The purpose of a civil action is to right a wrong. If somebody damages my reputation, I can both vindicate my reputation by suing for defamation, and also receive compensation for the damage it has done to my reputation (e.g losing my job, or losing business, or stress etc.).
There's a crucial difference of purpose between the two.
What you have to realise is that the defamation laws make it too easy for the strong to supress dissent or criticism.
Let's assume that you find out something scandalous about a powerful figure, and want to publish it. Let's assume that you know this scandal is true, and are fairly sure you could prove it too. You are about to publish, and receive a letter from a lawyer denying the scandal and saying that it is considered defamatory.
The legal fees in a defamation case can run into the millions. You're pretty sure you could win, but your opponent can outspend you on legal expertise, so you're not sure of the outcome. If you lose, you will be bankrupt, and could end up in prison. Even if you win, it could occupy your spare time for months or years, and take every cent you have to defend yourself.
If you have a family to support, or a living to pursue, the easy option is to back down. Many publications, even big ones, will back down rather than risk costly defamation proceedings.
There needs to be legal redress to vindicate reputations, but the balance needs to be realigned to protect freedom of expression
Charles Richardson is lucky - he is a lawyer so can do a lot of the legal work himself.
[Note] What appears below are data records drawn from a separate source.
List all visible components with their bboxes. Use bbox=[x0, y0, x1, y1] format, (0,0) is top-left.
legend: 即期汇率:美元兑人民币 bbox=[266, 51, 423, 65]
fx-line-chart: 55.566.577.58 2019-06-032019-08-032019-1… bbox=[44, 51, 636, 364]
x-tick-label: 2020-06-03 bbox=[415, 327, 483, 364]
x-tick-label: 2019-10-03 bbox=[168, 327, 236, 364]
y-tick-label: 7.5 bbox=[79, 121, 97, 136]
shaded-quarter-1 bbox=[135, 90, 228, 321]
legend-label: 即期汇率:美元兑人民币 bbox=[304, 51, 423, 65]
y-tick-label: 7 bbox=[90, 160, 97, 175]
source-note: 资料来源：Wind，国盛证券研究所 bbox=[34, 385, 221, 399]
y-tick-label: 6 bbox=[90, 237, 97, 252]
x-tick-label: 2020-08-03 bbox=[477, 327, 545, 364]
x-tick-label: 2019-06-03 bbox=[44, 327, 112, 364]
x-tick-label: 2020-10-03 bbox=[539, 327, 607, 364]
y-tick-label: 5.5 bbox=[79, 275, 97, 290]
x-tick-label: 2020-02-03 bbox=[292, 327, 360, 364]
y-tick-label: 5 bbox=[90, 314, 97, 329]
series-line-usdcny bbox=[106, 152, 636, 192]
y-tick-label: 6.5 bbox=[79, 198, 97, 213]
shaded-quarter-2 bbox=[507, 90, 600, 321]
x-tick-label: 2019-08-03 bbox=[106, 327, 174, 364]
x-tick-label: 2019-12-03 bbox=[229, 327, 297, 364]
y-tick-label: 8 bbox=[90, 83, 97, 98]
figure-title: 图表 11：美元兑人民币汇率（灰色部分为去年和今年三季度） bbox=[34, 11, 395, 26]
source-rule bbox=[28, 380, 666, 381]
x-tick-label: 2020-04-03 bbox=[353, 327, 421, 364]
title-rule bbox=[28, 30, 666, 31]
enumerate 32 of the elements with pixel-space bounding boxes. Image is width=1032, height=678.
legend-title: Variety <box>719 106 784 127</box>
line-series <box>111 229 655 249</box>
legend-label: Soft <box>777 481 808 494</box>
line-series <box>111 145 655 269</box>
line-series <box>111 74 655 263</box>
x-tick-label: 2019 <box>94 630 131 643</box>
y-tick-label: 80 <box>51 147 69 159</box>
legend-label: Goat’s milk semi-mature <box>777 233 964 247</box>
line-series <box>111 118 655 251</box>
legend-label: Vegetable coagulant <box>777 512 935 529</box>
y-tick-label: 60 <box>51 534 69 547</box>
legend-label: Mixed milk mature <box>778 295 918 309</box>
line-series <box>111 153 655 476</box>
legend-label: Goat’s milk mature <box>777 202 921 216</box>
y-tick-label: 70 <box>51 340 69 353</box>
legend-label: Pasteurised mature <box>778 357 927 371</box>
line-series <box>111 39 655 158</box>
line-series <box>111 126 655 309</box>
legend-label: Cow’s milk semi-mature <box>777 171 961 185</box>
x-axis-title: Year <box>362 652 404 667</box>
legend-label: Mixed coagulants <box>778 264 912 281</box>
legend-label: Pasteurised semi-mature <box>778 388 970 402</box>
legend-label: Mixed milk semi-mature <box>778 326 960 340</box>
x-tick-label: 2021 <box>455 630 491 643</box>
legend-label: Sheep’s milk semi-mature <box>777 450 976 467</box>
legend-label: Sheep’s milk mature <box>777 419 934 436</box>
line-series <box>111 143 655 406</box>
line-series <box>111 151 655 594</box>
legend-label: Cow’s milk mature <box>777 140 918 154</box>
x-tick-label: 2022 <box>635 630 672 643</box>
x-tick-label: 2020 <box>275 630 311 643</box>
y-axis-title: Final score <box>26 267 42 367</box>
He is doing everybody a favour by standing up for himself.
By the way, did you know that sedition is also still a crime in Bermuda?
Hey,
ReplyDeleteYou are correct in the distinction between civil and criminal proceedings, but I disagree that the differences are as important as you suggest.
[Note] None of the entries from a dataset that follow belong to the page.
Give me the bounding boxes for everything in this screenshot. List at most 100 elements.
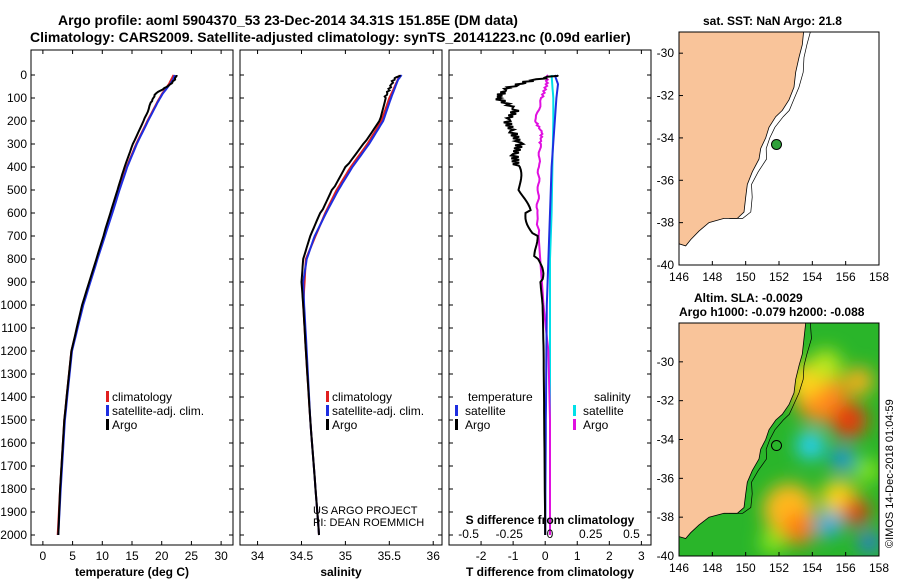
ytick-label: 1800 xyxy=(0,482,27,496)
legend-s-climatology-swatch xyxy=(326,391,329,402)
ytick-label: 2000 xyxy=(0,528,27,542)
map-ytick-label: -30 xyxy=(657,46,675,60)
ytick-label: 1500 xyxy=(0,413,27,427)
map-land xyxy=(679,32,804,247)
xtick-top-label-diff: 0.25 xyxy=(579,527,603,541)
legend-d-temperature-heading: temperature xyxy=(468,390,533,404)
legend-d-sargo: Argo xyxy=(583,418,609,432)
sla-anomaly xyxy=(760,530,785,555)
ytick-label: 1700 xyxy=(0,459,27,473)
ytick-label: 1000 xyxy=(0,298,27,312)
ytick-label: 1300 xyxy=(0,367,27,381)
xlabel-sal: salinity xyxy=(320,565,362,579)
argo-float-marker xyxy=(771,138,782,150)
ytick-label: 700 xyxy=(7,229,27,243)
legend-s-argo: Argo xyxy=(332,418,358,432)
argo-float-marker xyxy=(771,440,782,452)
sla-anomaly xyxy=(831,447,854,470)
map-ytick-label: -36 xyxy=(657,471,675,485)
map-xtick-label: 148 xyxy=(702,561,722,575)
map-ytick-label: -32 xyxy=(657,394,675,408)
series-diff-salinity-argo xyxy=(534,74,551,535)
xtick-label-temp: 10 xyxy=(96,549,110,563)
legend-d-tsat: satellite xyxy=(465,404,506,418)
legend-d-ssat: satellite xyxy=(583,404,624,418)
panel-frame-sal xyxy=(239,49,443,546)
legend-climatology-swatch xyxy=(106,391,109,402)
map-ytick-label: -34 xyxy=(657,131,675,145)
xlabel-top-diff: S difference from climatology xyxy=(466,513,635,527)
profile-panel-diff: -2 -1 0 1 2 3 T difference from climatology S d… xyxy=(448,49,652,579)
xtick-label-sal: 34 xyxy=(251,549,265,563)
xtick-label-diff: -2 xyxy=(476,549,487,563)
ytick-label: 800 xyxy=(7,252,27,266)
profile-panel-sal: 34 34.5 35 35.5 36 salinity xyxy=(239,49,443,579)
legend-argo-swatch xyxy=(106,419,109,430)
map-xtick-label: 154 xyxy=(802,561,822,575)
xtick-label-sal: 35 xyxy=(339,549,353,563)
legend-s-satellite: satellite-adj. clim. xyxy=(332,404,425,418)
xtick-label-temp: 15 xyxy=(125,549,139,563)
ytick-label: 1100 xyxy=(1,321,27,335)
profile-panel-temp: 0100200300400500600700800900100011001200… xyxy=(0,49,234,579)
legend-s-satellite-swatch xyxy=(326,405,329,416)
xtick-top-label-diff: -0.25 xyxy=(496,527,524,541)
sla-anomaly xyxy=(845,367,873,396)
series-temp-argo xyxy=(57,75,178,536)
ytick-label: 600 xyxy=(7,206,27,220)
sla-anomaly xyxy=(817,512,841,537)
map-xtick-label: 152 xyxy=(769,561,789,575)
xtick-label-sal: 36 xyxy=(427,549,441,563)
title-line-2: Climatology: CARS2009. Satellite-adjuste… xyxy=(30,29,631,45)
map-top-title: sat. SST: NaN Argo: 21.8 xyxy=(703,14,842,28)
xlabel-temp: temperature (deg C) xyxy=(75,565,189,579)
sla-anomaly xyxy=(841,497,870,526)
map-xtick-label: 148 xyxy=(702,270,722,284)
map-xtick-label: 156 xyxy=(836,270,856,284)
map-xtick-label: 150 xyxy=(736,561,756,575)
xtick-label-temp: 30 xyxy=(214,549,228,563)
xtick-label-temp: 5 xyxy=(69,549,76,563)
ytick-label: 100 xyxy=(7,91,27,105)
map-ytick-label: -40 xyxy=(657,549,675,563)
xtick-label-diff: -1 xyxy=(508,549,519,563)
ytick-label: 1900 xyxy=(0,505,27,519)
xtick-label-diff: 3 xyxy=(638,549,645,563)
map-ytick-label: -34 xyxy=(657,433,675,447)
map-ytick-label: -38 xyxy=(657,216,675,230)
sla-anomaly xyxy=(809,349,842,382)
sla-anomaly xyxy=(831,402,867,439)
map-isobath xyxy=(729,32,811,219)
xtick-label-diff: 2 xyxy=(606,549,613,563)
credit-vertical: ©IMOS 14-Dec-2018 01:04:59 xyxy=(884,399,896,548)
map-xtick-label: 154 xyxy=(802,270,822,284)
map-isobath xyxy=(729,323,812,514)
legend-argo: Argo xyxy=(112,418,138,432)
ytick-label: 200 xyxy=(7,114,27,128)
legend-d-targo-swatch xyxy=(455,419,458,430)
map-xtick-label: 146 xyxy=(669,270,689,284)
ytick-label: 1200 xyxy=(0,344,27,358)
xtick-label-diff: 1 xyxy=(574,549,581,563)
map-ytick-label: -40 xyxy=(657,258,675,272)
legend-s-argo-swatch xyxy=(326,419,329,430)
xtick-label-temp: 25 xyxy=(185,549,199,563)
sla-anomaly xyxy=(796,431,825,460)
map-ytick-label: -32 xyxy=(657,89,675,103)
map-xtick-label: 152 xyxy=(769,270,789,284)
sla-anomaly xyxy=(855,458,879,483)
xtick-label-sal: 35.5 xyxy=(378,549,402,563)
map-xtick-label: 150 xyxy=(736,270,756,284)
map-xtick-label: 158 xyxy=(869,270,889,284)
map-xtick-label: 156 xyxy=(836,561,856,575)
ytick-label: 300 xyxy=(7,137,27,151)
sst-map: 146 148 150 152 154 156 158 -30 -32 -34 -36 -38 -40 xyxy=(657,31,889,284)
sla-anomaly xyxy=(783,512,815,545)
map-xtick-label: 146 xyxy=(669,561,689,575)
series-diff-temperature-satellite xyxy=(544,74,560,536)
ytick-label: 900 xyxy=(7,275,27,289)
map-xtick-label: 158 xyxy=(869,561,889,575)
map-bottom-title-1: Altim. SLA: -0.0029 xyxy=(694,291,803,305)
map-bottom-title-2: Argo h1000: -0.079 h2000: -0.088 xyxy=(679,305,865,319)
Essentially both reflect society's belief that a certain action is wrong and its wish to prevent that action. They are two branches of the same tree, one dealing with actions deemed to have been crimes against all of society (criminal) and one dealing with actions harming an individual which society says are wrong.
My argument was based on the idea that if society says something is wrong and should be stopped then it must take it upon itself to prevent that action.
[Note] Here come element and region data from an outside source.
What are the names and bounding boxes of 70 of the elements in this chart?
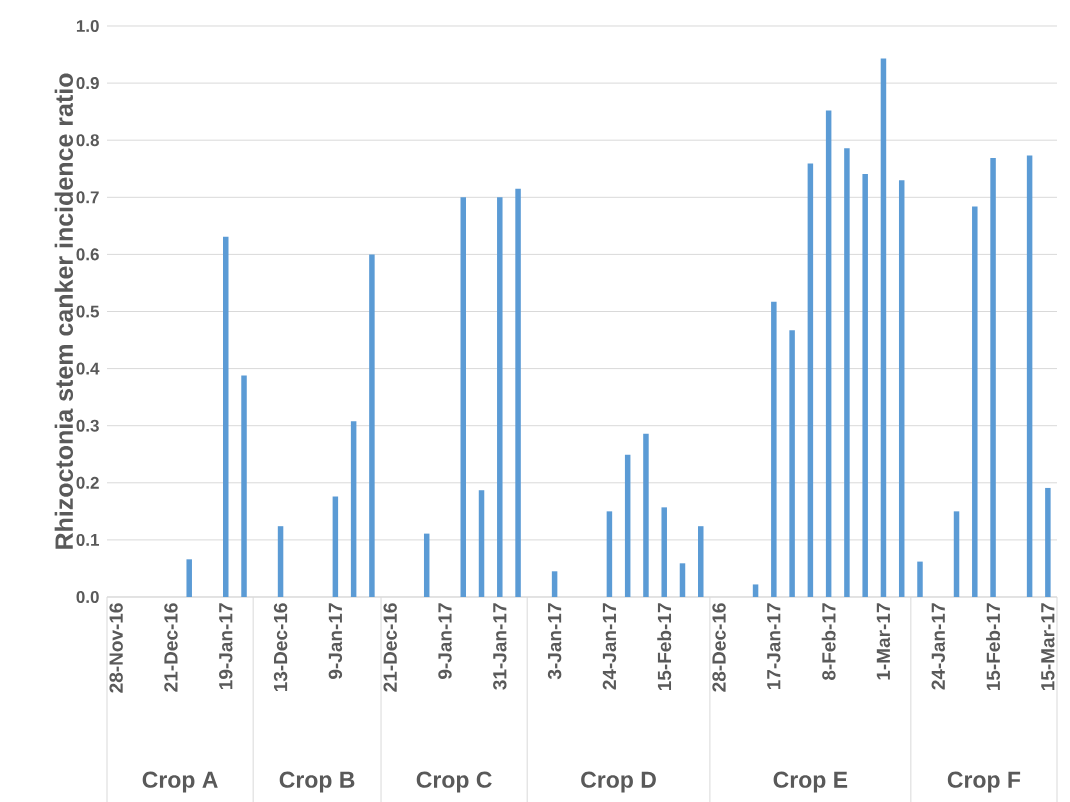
y-tick-label: 0.6 [76, 248, 99, 261]
bar [369, 254, 375, 597]
bar [862, 173, 868, 597]
x-tick-label: 15-Feb-17 [986, 603, 1001, 691]
bar [460, 197, 466, 597]
bar [551, 571, 558, 597]
x-tick-label: 9-Jan-17 [328, 603, 343, 679]
y-tick-label: 0.3 [76, 419, 99, 432]
x-tick-label: 15-Mar-17 [1041, 603, 1055, 691]
bar [825, 110, 832, 597]
bar [771, 301, 777, 597]
x-tick-label: 19-Jan-17 [219, 603, 233, 689]
bar [223, 236, 229, 597]
x-tick-label: 24-Jan-17 [602, 603, 617, 690]
x-tick-label: 21-Dec-16 [164, 603, 178, 692]
x-tick-label: 13-Dec-16 [273, 603, 288, 692]
text: Crop C [416, 771, 492, 793]
bar [898, 180, 905, 597]
x-tick-label: 17-Jan-17 [767, 603, 781, 689]
y-tick-label: 0.9 [76, 77, 99, 90]
y-tick-label: 0.1 [76, 533, 100, 546]
x-tick-label: 9-Jan-17 [438, 603, 452, 679]
y-tick-label: 0.4 [76, 362, 100, 375]
y-tick-label: 1.0 [76, 19, 99, 33]
bar [844, 148, 850, 597]
text: Crop F [947, 771, 1021, 793]
bar [497, 197, 503, 597]
bar [1026, 155, 1033, 597]
y-tick-label: 0.0 [76, 590, 99, 604]
bar [423, 533, 430, 597]
bar [661, 507, 667, 597]
y-tick-label: 0.5 [76, 305, 100, 318]
text: Crop B [279, 771, 355, 793]
bar [624, 454, 631, 597]
bar [880, 58, 887, 597]
x-tick-label: 1-Mar-17 [876, 603, 891, 680]
x-tick-label: 24-Jan-17 [931, 603, 945, 690]
bar [990, 157, 996, 597]
bar [953, 511, 960, 597]
bar [606, 511, 613, 597]
bar [478, 490, 485, 597]
bar [698, 526, 704, 597]
text: Crop E [773, 771, 848, 793]
bar [752, 584, 759, 597]
bar [643, 433, 649, 597]
x-tick-label: 28-Nov-16 [109, 603, 123, 693]
bar [1045, 487, 1051, 597]
x-tick-label: 28-Dec-16 [712, 603, 726, 692]
bar [515, 188, 521, 597]
x-tick-label: 21-Dec-16 [383, 603, 397, 692]
x-tick-label: 15-Feb-17 [657, 603, 672, 691]
bar [679, 563, 686, 597]
y-tick-label: 0.7 [76, 191, 99, 204]
bar [186, 559, 192, 597]
bar [277, 526, 284, 597]
bar [789, 330, 795, 597]
x-tick-label: 3-Jan-17 [547, 603, 562, 680]
text: Crop A [142, 771, 218, 793]
bar [807, 163, 814, 597]
bar [350, 421, 357, 597]
bar [332, 496, 339, 597]
y-tick-label: 0.8 [76, 134, 99, 147]
text: Crop D [581, 771, 656, 793]
bar [241, 375, 247, 597]
x-tick-label: 31-Jan-17 [493, 603, 507, 690]
y-tick-label: 0.2 [76, 476, 99, 489]
x-tick-label: 8-Feb-17 [821, 603, 836, 681]
y-axis-title: Rhizoctonia stem canker incidence ratio [54, 73, 74, 549]
bar [972, 206, 978, 597]
bar [917, 561, 923, 597]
One could argue that theft should not be a crime and should be dealt with only in civil courts in the same way you can argue that libel should be dealt with only in civil courts. In both cases where it eventually ends up is a judgment call regarding punishment vs. reparations, but they generally interchangeable in the sense that it is enforcing societies values.
I believe that in order to protect everyone (not just those who have easy access to lawyers and the legal know-how to know that they have some kind of recourse) it libel must remain a matter for criminal courts.
As for the legal costs and advantages of the powerful over the weak I think you will find that you will have that issue regardless of whether its a civil or criminal matter and I agree it is a problem. That however is a completely different matter. The legal protections in the law on defamation are robust, slightly archaic, but certainly robust. They could be updated slightly, but I do not see how turning this into a civil matter instead of a criminal matter is going to protect freedom of expression in any way since presumably the same test would apply as does now.
I had never considered whether or not sedition was a crime or not in Bermuda, but I'm not quite sure why that's relevant.